First, let me emphasize that the infraction I just described is an administrative one. I have no knowledge of any criminal wrongdoing by this company, nor do I have anything other than a passing familiarity with the service they provide (full disclosure: since I provide some of the same services for cryptocurrencies, this company could be considered a competitor of my firm).
Under the American Institute of Certified Public Accountants’ (AICPA) model Uniform Accountancy Act, which has become the law almost everywhere in the United States and its territories, only a licensed CPA may identify himself or herself as such and only a licensed accounting firm can use the designation in its name. Public use of the titles “accountant” and “auditor” are restricted to licensees. Additionally, none of these designations can be publicly used in any way that could lead a potential customer to believe that a person or firm is licensed when they are not.
I bet you wouldn’t have known all that if I hadn’t just told you. I didn’t know before I received my CPA license. While CPAs may be protective of our segment of the financial services industry and the privileges granted by licensure, we are hardly the only ones who are guilty of this. According to one source, “nearly five hundred occupations are licensed by at least one state” and “at least a fifth, and perhaps as much as a third, of the workforce is directly affected by licensing laws.”
What has driven the proliferation of occupational licensure requirements? In most cases, members of the occupations that require a license have asked for it, often as a means of creating barriers to entry by “outsiders.”
One of the best things about cryptocurrencies is that they democratize commerce by making it cheaper, easier, and faster to accept payment from an unknown, untrusted or geographically distant customer.

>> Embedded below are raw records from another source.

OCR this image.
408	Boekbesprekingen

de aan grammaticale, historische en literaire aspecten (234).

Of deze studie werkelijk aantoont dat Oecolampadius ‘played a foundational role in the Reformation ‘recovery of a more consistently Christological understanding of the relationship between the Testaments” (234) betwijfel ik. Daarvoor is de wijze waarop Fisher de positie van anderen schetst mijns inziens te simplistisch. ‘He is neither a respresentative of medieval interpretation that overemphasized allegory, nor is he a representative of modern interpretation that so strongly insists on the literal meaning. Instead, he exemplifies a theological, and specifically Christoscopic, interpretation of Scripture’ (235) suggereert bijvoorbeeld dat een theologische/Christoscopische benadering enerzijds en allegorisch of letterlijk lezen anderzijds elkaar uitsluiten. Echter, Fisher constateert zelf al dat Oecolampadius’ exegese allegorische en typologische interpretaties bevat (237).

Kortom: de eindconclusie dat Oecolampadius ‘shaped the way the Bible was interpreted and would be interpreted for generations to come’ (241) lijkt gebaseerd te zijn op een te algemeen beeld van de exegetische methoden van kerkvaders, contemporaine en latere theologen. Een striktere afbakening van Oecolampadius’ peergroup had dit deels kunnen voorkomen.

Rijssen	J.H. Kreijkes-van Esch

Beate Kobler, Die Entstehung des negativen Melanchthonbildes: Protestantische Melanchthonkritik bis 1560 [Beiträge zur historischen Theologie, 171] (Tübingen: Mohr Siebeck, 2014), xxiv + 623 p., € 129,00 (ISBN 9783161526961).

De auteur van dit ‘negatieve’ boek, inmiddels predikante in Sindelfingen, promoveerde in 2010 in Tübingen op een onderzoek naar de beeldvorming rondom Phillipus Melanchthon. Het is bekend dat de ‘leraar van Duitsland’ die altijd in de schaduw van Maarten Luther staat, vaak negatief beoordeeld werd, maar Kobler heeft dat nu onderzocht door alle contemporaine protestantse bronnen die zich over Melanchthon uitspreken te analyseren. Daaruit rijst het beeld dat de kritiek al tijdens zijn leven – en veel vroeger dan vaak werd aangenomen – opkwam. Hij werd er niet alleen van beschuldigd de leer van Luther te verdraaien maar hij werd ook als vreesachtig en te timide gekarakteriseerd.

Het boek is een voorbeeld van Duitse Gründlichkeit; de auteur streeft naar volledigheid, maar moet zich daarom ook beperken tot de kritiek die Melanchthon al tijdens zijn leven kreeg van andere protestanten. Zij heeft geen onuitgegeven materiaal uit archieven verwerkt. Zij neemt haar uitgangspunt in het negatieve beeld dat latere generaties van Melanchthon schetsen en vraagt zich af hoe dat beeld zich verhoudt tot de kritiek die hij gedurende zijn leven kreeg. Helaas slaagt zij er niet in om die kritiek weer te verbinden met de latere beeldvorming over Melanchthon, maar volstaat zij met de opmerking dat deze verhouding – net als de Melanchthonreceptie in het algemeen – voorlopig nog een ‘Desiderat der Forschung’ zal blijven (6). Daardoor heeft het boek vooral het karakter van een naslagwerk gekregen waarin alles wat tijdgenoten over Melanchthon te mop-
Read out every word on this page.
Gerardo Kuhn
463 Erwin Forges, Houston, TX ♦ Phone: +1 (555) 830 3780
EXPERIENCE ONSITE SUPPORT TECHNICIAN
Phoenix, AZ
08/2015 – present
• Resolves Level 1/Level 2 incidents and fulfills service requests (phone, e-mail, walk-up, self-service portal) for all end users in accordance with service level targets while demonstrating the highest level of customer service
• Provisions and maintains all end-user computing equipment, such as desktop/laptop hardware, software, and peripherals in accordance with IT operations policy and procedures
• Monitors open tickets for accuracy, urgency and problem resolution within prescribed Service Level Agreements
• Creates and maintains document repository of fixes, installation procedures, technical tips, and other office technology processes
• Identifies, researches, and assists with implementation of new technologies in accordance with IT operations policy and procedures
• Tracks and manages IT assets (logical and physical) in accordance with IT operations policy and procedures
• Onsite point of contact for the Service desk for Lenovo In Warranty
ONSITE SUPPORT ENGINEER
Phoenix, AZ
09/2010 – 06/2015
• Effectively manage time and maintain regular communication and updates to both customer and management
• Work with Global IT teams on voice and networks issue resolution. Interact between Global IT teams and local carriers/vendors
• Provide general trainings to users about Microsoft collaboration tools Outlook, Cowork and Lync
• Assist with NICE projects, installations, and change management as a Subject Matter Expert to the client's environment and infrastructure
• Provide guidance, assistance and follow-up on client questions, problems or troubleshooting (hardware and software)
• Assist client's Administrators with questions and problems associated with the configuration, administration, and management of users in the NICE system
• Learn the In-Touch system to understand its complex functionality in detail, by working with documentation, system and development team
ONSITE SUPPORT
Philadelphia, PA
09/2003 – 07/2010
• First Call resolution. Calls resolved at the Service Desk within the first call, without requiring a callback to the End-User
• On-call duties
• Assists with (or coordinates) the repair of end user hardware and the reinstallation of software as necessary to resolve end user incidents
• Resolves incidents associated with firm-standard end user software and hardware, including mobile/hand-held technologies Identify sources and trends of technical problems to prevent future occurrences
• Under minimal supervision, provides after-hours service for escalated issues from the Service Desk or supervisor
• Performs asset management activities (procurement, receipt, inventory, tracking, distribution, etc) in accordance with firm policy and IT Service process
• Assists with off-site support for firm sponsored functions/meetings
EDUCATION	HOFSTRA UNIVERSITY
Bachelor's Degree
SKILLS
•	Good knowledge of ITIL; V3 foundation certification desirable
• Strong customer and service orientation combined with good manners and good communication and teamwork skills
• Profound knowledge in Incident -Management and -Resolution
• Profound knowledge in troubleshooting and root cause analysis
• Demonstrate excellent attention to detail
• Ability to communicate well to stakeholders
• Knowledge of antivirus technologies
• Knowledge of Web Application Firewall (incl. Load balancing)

This is such a simple concept and such an obviously essential part of e-commerce that one wonders why it took so long for someone to develop a viable solution like bitcoin.
As an accountant in public practice, I deal with taxes, regulations, and various other administrative requirements at the federal, state and local level on a daily basis, but I understand that most others don’t have the time or interest for it. I often spend time solving problems on behalf of clients who really aren’t guilty of anything other than failing to file a form or pay a fee somewhere. Unfortunately, these mistakes can be very costly, not just in terms of fines and fees, but also from the standpoint of lost business opportunities during a state mandated shutdown.
Bitcoin is exciting for the opportunities it creates, especially in areas where accepting small payments would have been prohibitively expensive or impossible. For example, it is now possible to monetize an extremely simple concept like Bitcoin Megaphone, which is a site that allows users to submit any text-based post to the site’s feed by paying a small amount per character in bitcoin (think Twitter with no character limit). These opportunities have spawned countless startups, small businesses and side gigs by entrepreneurs who whose enthusiasm is only matched by their inexperience.
The moral of this story is to be careful out there. Even if you are a bitcoin-only startup, most of the “old” business rules still apply. Registration, licensing, taxation, product or service liability mitigation, insurance, legal representation, and so forth, all deserve just as much attention in your business plan as refining and marketing your offering. While ignoring some of these may only cause minor, temporary problems, ignoring others (such as anti-money laundering or “know your customer” requirements or “forgetting” to declare your bitcoin income) could result in major fines or land you in prison. Neither ignorance of the laws in your jurisdiction nor willful blindness to the liabilities associated with your business are defenses to prosecution or to a lawsuit.
By planning to be regulated in your bitcoin business, doing the research (or hiring someone to do it for you) and taking action to comply, you will dramatically increase your chances of success. Failing to do your due diligence, ignoring regulations or taxes or deliberately choosing to evade them will at least cost you the opportunity to seek outside investment or financing, but could cost much more. As for the company I cited at the beginning of this post, not knowing their mistake up front will likely cause them some irritation in the near future, including potentially having to re-brand (I wonder how much they paid for that domain name?), but no one will be charged with a crime and the business is likely to stick around. Not everyone has been so fortunate recently.